Surgeons and patients ‘walk through’ brain anatomy with virtual reality platform

by Lauren Dubinsky, Senior Reporter | July 25, 2016
CT Health IT MRI Rad Oncology X-Ray
Academic hospitals around U.S.
are deploying VR technology
Virtual reality isn’t just for the gaming industry — hospitals around the U.S. are finding ways to utilize it for better health care. Most recently, the department of neurosurgery at Stanford University has implemented Surgical Theater’s virtual reality visualization platform to educate patients and train residents.

Conventionally, neurosurgeons will evaluate tumors or vascular abnormalities on a flat, black-and-white 2-D image. But with Precision VR, they can walk into the space between vascular structures and stand between arteries and the tumor — and so can their patients.

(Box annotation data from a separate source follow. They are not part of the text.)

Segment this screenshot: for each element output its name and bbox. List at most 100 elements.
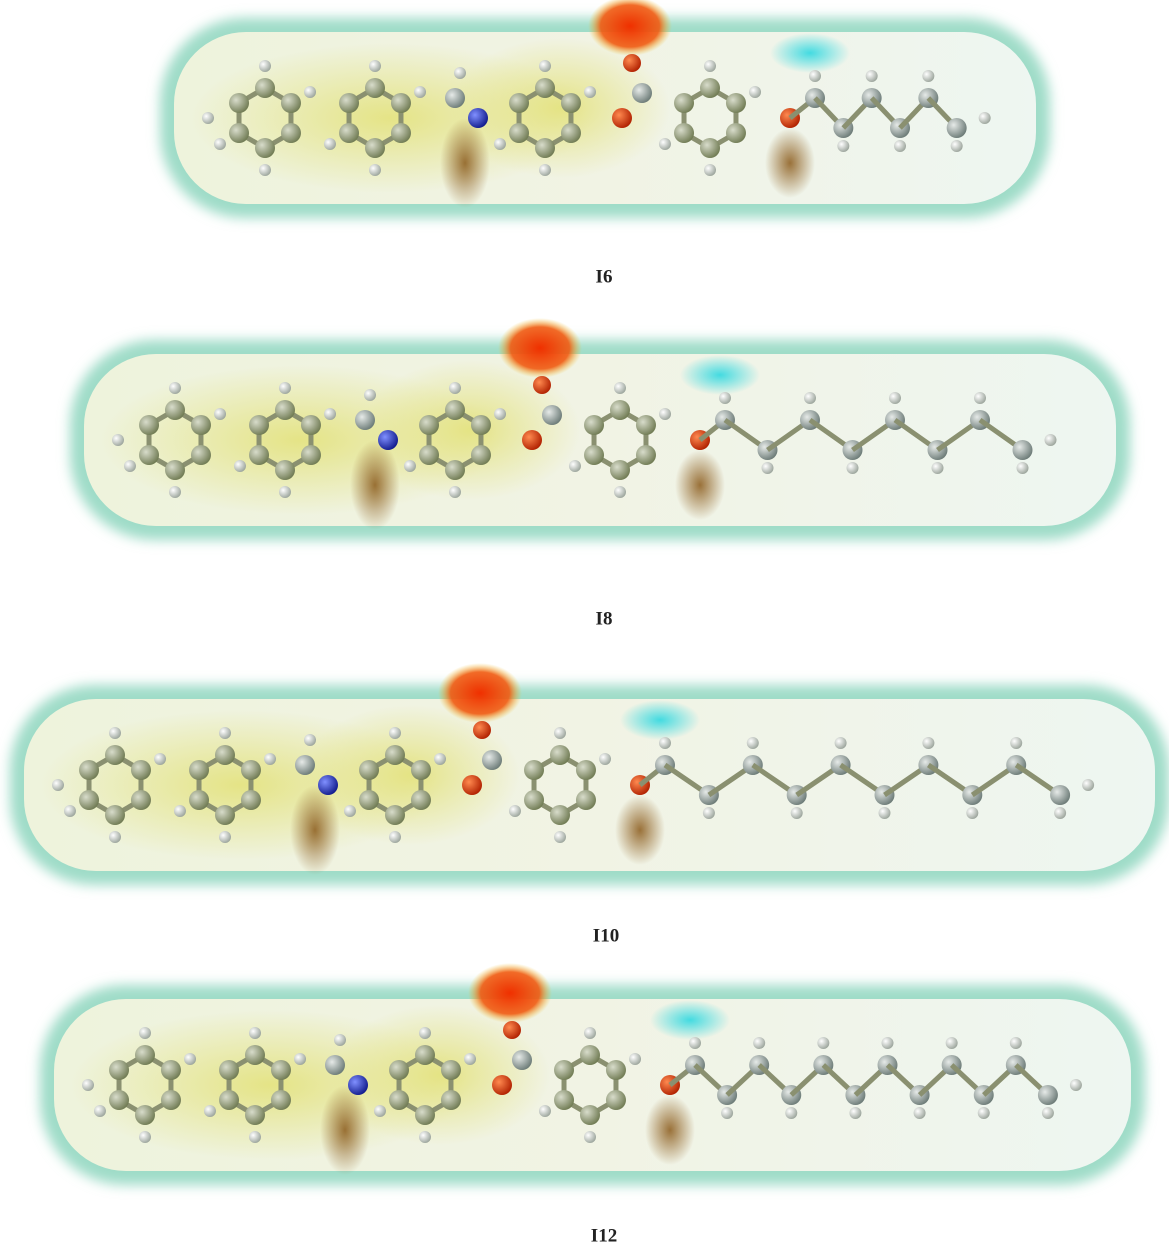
atom <box>922 737 934 749</box>
atom <box>259 60 271 72</box>
atom <box>229 93 249 113</box>
atom <box>414 86 426 98</box>
atom <box>131 790 151 810</box>
atom <box>94 1105 106 1117</box>
atom <box>866 70 878 82</box>
atom <box>614 486 626 498</box>
atom <box>219 831 231 843</box>
atom <box>482 750 502 770</box>
atom <box>879 807 891 819</box>
atom <box>580 1045 600 1065</box>
atom <box>1017 462 1029 474</box>
atom <box>441 1060 461 1080</box>
potential-cyan <box>680 355 760 395</box>
atom <box>580 1105 600 1125</box>
atom <box>606 1060 626 1080</box>
atom <box>659 138 671 150</box>
atom <box>109 727 121 739</box>
atom <box>659 408 671 420</box>
atom <box>109 1090 129 1110</box>
atom <box>378 430 398 450</box>
potential-cyan <box>770 33 850 73</box>
atom <box>636 445 656 465</box>
potential-brown <box>440 118 490 208</box>
potential-cyan <box>620 700 700 740</box>
atom <box>374 1105 386 1117</box>
atom <box>245 1045 265 1065</box>
atom <box>492 1075 512 1095</box>
atom <box>324 408 336 420</box>
atom <box>105 745 125 765</box>
atom <box>785 1107 797 1119</box>
atom <box>1045 434 1057 446</box>
atom <box>281 123 301 143</box>
atom <box>131 760 151 780</box>
atom <box>369 60 381 72</box>
atom <box>554 1090 574 1110</box>
atom <box>169 486 181 498</box>
atom <box>369 164 381 176</box>
atom <box>449 382 461 394</box>
atom <box>509 805 521 817</box>
atom <box>169 382 181 394</box>
atom <box>468 108 488 128</box>
atom <box>610 460 630 480</box>
atom <box>704 164 716 176</box>
atom <box>139 1131 151 1143</box>
atom <box>1050 785 1070 805</box>
atom <box>139 445 159 465</box>
atom <box>191 445 211 465</box>
atom <box>966 807 978 819</box>
atom <box>606 1090 626 1110</box>
atom <box>304 86 316 98</box>
atom <box>241 760 261 780</box>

It leverages fighter jet flight simulation technology with MR and CT scans of the patient’s anatomy to generate a virtual reality reconstruction. The platform enables multiple levels of interaction for the surgeon and patient including swiping across the touch screen and utilizing an Oculus Rift or HTC Vive VR headset.

Together, patient and physician can walk down a surgical path or minimally-invasive corridor. For example, if they are walking through the brain, they might see the tumor when they turn and look right; to the left, a nearby artery; and looking down they will see the skull base.

Precision VR also allows neurosurgeons to simulate complex procedures before they even make an incision and train residents on some of the most challenging cases.

In addition to Stanford University, many academic hospitals around the country are leveraging Precision VR, including Mayo Clinic, Mount Sinai, University of California, Los Angeles, New York University and University Hospitals Case Medical Center.